Senate Primary Race in New York Heats Up

WITH just one week to go before New York's primary elections, the once-lackluster Democratic Senate race here has suddenly come to life.

Much of the new vitality centers on charges that front-runner Geraldine Ferraro has ties to organized crime.

The allegations, partly a repeat of lingering questions from her 1984 vice-presidential candidacy, stem from investigatory articles that appeared in the Village Voice and New York Newsday in late August. Ms. Ferraro's leading challengers - state attorney general Robert Abrams and New York City comptroller Elizabeth Holtzman - quickly picked up the cue, demanding answers.

Ferraro contends the allegations are unsubstantiated ethnic slurs. Ms. Holtzman and Mr. Abrams say their questions are legitimate. The two have zeroed in particularly on why a child-pornography distributor with mob ties was allowed to remain a tenant for three years in a building partly owned by Ferraro's husband, John Zaccaro, after Ferraro promised that the tenant would be evicted. Her challengers also criticize her refusal to disclose her 1985 and 1986 tax returns.

In her defense, Ferraro hired a respected former federal judge to review her financial affairs. He reports finding no evidence of mob connections.

TV campaign ads have been the means for much of the dialogue. Viewers have watched Holtzman, a former Brooklyn district attorney, urge her rival, a former Queens district attorney, to "come clean." In a swift response, a Ferraro ad displays a picture of Anita Hill, who challenged Clarence Thomas's suitability for the US Supreme Court. The ad suggests that both Ferraro and Ms. Hill have been victims of smear campaigns.

"Ferraro's response came before most people even knew the attacks had occurred," says Lee Miringoff, director of the Marist College Institute for Public Opinion in Poughkeepsie, N.Y.

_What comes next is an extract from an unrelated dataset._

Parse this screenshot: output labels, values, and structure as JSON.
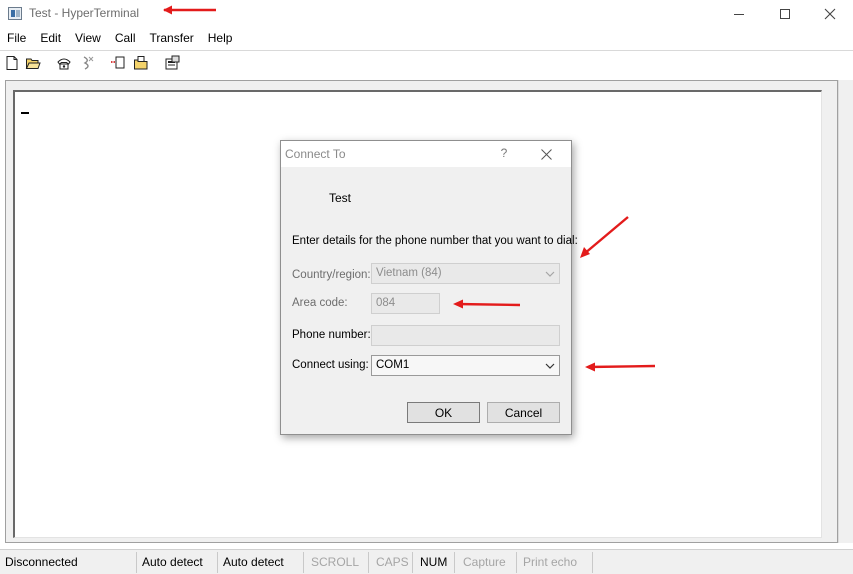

The key question is how such negative campaigning will affect the vote. A New York Daily News poll in late July gave Ferraro a 14-point lead over Abrams, who not long ago stood even with Ferraro, and a 32-point lead over Holtzman. Scoring lowest was the fourth candidate, the Rev. Al Sharpton, a civil rights activist.

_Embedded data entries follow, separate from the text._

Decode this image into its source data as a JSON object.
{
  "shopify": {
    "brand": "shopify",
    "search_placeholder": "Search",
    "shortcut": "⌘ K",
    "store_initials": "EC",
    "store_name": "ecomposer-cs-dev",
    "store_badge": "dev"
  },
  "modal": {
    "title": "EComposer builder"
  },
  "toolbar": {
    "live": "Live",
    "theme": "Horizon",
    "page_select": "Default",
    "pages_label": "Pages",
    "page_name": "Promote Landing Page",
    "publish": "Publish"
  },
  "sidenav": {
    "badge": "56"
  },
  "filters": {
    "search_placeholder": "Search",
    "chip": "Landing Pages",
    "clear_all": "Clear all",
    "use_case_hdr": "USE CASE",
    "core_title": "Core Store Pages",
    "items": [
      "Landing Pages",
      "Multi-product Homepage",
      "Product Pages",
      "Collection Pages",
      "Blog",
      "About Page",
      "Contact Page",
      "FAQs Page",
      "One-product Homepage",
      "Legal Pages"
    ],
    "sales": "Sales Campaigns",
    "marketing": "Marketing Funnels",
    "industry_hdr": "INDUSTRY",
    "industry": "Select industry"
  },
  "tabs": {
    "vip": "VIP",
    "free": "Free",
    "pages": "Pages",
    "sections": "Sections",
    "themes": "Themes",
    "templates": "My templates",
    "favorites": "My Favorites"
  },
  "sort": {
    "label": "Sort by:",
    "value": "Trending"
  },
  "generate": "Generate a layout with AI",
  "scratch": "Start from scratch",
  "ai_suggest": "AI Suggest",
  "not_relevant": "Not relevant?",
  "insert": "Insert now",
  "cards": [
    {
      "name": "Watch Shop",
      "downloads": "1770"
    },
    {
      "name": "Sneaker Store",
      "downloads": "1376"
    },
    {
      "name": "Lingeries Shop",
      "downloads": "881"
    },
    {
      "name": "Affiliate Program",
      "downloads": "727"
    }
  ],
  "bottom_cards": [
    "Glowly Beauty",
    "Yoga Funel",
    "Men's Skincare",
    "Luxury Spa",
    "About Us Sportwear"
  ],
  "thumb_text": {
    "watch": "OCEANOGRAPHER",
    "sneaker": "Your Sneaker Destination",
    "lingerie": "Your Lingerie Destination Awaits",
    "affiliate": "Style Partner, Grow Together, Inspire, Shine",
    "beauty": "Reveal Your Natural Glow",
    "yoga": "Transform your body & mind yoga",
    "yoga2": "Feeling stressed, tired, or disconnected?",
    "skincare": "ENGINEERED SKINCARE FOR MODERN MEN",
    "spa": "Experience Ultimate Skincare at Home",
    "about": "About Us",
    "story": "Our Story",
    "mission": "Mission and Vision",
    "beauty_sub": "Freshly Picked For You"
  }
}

"I'm not sure how much voters are listening to any of this (the charges against Ferraro)," says John Mollenkopf, a professor of political science at the City University of New York Graduate Center. "It might have some effect on the margin, in whittling the front-runner down, but it will probably have more of an effect in ... turning people off to the elections."

Joseph Zimmerman, a political scientist at the State University of New York at Albany, says he thinks the charges against Ferraro would be likely to influence more voters in the general election than in the primary, where voters tend to be more partisan and sophisticated in checking the truth of such allegations.

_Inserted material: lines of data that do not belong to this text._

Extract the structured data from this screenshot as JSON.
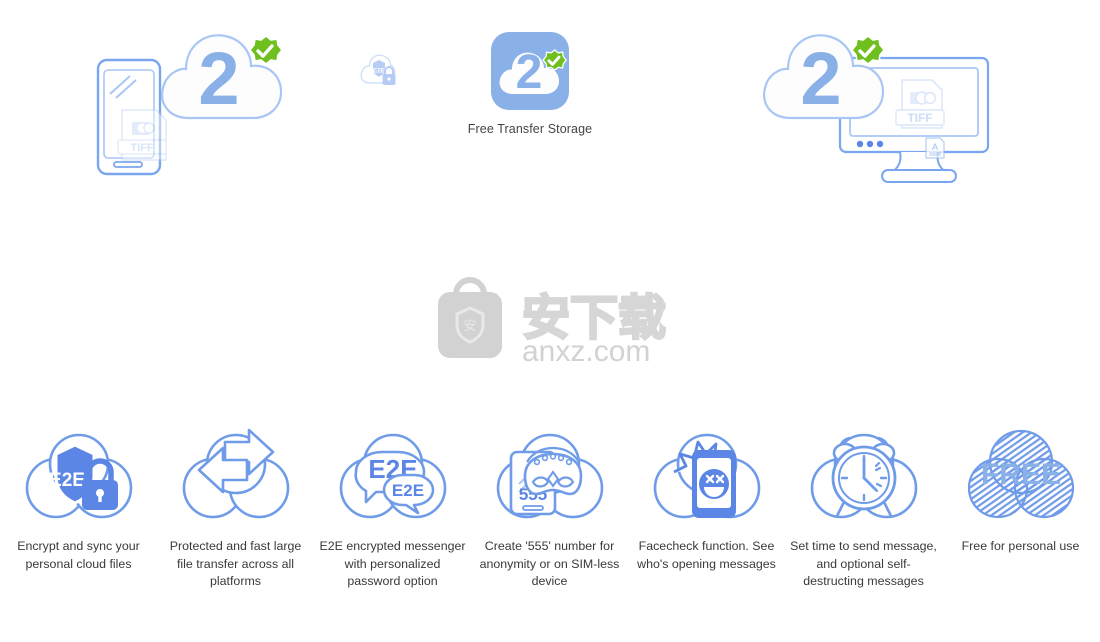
{
  "page": {
    "background_color": "#ffffff",
    "brand_blue": "#8ab0e8",
    "brand_blue_strong": "#5b86e5",
    "icon_blue": "#6f9be8",
    "shield_green": "#6fbf1f",
    "text_color": "#3a3a3a"
  },
  "hero": {
    "phone": {
      "icon": "smartphone-icon",
      "file_label": "TIFF"
    },
    "cloud_left": {
      "icon": "cloud-icon",
      "number": "2",
      "badge": "verified-shield-icon"
    },
    "mini_lock": {
      "icon": "cloud-lock-icon",
      "label": "E2E"
    },
    "app_icon": {
      "icon": "app-tile-icon",
      "number": "2",
      "badge": "verified-shield-icon"
    },
    "app_icon_label": "Free Transfer Storage",
    "cloud_right": {
      "icon": "cloud-icon",
      "number": "2",
      "badge": "verified-shield-icon"
    },
    "monitor": {
      "icon": "desktop-monitor-icon",
      "file_label": "TIFF",
      "corner_badge": "font-file-icon"
    }
  },
  "watermark": {
    "icon": "anxz-bag-icon",
    "glyph": "安",
    "chinese_text": "安下载",
    "domain_text": "anxz.com",
    "color": "#d2d2d2"
  },
  "features": [
    {
      "icon": "cloud-e2e-lock-icon",
      "icon_text": "E2E",
      "caption": "Encrypt and sync your personal cloud files"
    },
    {
      "icon": "cloud-transfer-arrows-icon",
      "icon_text": "",
      "caption": "Protected and fast large file transfer across all platforms"
    },
    {
      "icon": "chat-bubbles-e2e-icon",
      "icon_text": "E2E",
      "icon_text_2": "E2E",
      "caption": "E2E encrypted messenger with personalized password option"
    },
    {
      "icon": "phone-mask-555-icon",
      "icon_text": "555",
      "caption": "Create '555' number for anonymity or on SIM-less device"
    },
    {
      "icon": "phone-facecheck-icon",
      "icon_text": "",
      "caption": "Facecheck function. See who's opening messages"
    },
    {
      "icon": "alarm-clock-cloud-icon",
      "icon_text": "",
      "caption": "Set time to send message, and optional self-destructing messages"
    },
    {
      "icon": "cloud-free-striped-icon",
      "icon_text": "FREE",
      "caption": "Free for personal use"
    }
  ]
}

Democratic primary voters tend to be liberal. Both Holtzman and Abrams may spend much of the remaining week underscoring Ferraro's relatively conservative stands. Abrams and Holtzman oppose the death penalty and favor a comprehensive, government-administered, national health-care plan. Ferraro supports the death penalty and employer-financed health insurance.

The winner of the primary will face two-term US Sen. Alfonse D'Amato in November. A scrappy fighter from Long Island who stresses constituent service, he is widely considered one of the Senate's most vulnerable Republicans. A Senate Ethics Committee probe into charges that he traded favors for campaign contributions turned up no evidence of rule-breaking, but he was chastised for allowing his brother to use his office and stationery to help a defense contractor. With a campaign chest of almost $4 million , Senator D'Amato has more funds than all four Democrats combined.

Still, the November election is unlikely to be a straight two-way contest. The Liberal Party, which has endorsed Abrams, will be on the ballot.

When former US Sen. Jacob Javits (R) of New York ran in that slot after losing the GOP Senate primary to D'Amato in 1980, he siphoned off liberal votes from Democratic nominee Holtzman, who lost the election to D'Amato by 1 percent of the vote. But few political analysts expect Abrams, a public official in New York for 27 years, to wage an active campaign as the Liberal candidate if he loses the primary.